Based on preliminary studies and the literature research, our main research question is: “What is the effect of SRA-programming in a visual programming environment on computational thinking and specifically on the computational concepts addressed?”.

This main research question leads to the next sub-questions:

  1. 1.

    Can SRA-programming in a visual programming environment with an on-screen output be of added value concerning the development of computational thinking?

  2. 2.

    What impact on computational thinking can be achieved by integrating SRA-programming in a visual programming environment?

  3. 3.

    What is the influence of SRA-programming in a visual programming environment on complex computational concepts?

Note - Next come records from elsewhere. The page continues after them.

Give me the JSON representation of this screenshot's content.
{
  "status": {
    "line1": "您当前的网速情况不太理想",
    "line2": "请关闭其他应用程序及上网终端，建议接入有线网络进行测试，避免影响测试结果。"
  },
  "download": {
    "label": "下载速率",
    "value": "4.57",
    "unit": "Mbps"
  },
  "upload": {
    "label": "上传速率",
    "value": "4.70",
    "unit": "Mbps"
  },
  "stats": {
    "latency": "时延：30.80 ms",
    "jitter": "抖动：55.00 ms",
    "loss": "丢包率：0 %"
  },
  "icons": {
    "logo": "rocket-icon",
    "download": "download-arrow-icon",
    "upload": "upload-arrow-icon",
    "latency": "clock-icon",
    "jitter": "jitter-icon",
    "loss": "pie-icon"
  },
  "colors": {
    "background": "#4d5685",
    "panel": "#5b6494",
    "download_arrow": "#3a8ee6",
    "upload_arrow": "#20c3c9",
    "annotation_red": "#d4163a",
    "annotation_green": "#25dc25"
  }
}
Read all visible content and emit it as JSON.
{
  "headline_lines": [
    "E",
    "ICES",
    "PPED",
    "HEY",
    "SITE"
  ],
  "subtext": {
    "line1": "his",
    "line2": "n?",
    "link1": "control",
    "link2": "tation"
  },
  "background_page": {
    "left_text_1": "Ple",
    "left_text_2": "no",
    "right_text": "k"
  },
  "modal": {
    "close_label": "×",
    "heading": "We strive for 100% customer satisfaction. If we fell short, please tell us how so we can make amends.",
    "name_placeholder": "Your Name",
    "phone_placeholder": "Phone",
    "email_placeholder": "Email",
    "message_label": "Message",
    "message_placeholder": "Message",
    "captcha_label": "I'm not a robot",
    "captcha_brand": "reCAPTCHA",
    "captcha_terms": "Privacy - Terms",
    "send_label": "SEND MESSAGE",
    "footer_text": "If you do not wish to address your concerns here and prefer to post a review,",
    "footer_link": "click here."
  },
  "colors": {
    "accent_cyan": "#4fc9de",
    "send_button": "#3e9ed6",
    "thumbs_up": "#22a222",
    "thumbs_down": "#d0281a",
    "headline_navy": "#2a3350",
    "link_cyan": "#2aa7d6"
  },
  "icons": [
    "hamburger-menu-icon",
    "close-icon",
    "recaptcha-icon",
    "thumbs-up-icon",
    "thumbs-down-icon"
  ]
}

These sub-questions result in the following hypotheses:

  1. 1.

    The actual application of SRA-programming in a visual programming environment leads to a more successful solution of computational thinking tasks.

  2. 2.

    Applying SRA-programming in a visual programming environment leads to a higher level of development of computational thinking skills, compared to programming in a visual environment without the use of SRA.

  3. 3.

    The actual application of SRA-programming in a visual programming environment with on-screen output enables a higher understanding of complex computational concepts.

4 Method

In this research an intervention study (Creswell 2008) is used to identify the effect of SRA-programming on the development of computational thinking. To determine whether using SRA in two programming conditions (visual programming with or without the use of SRA) can make a difference in results, pupils use Bomberbot© as a visual programming environment with on-screen output to construct and to solve programming tasks.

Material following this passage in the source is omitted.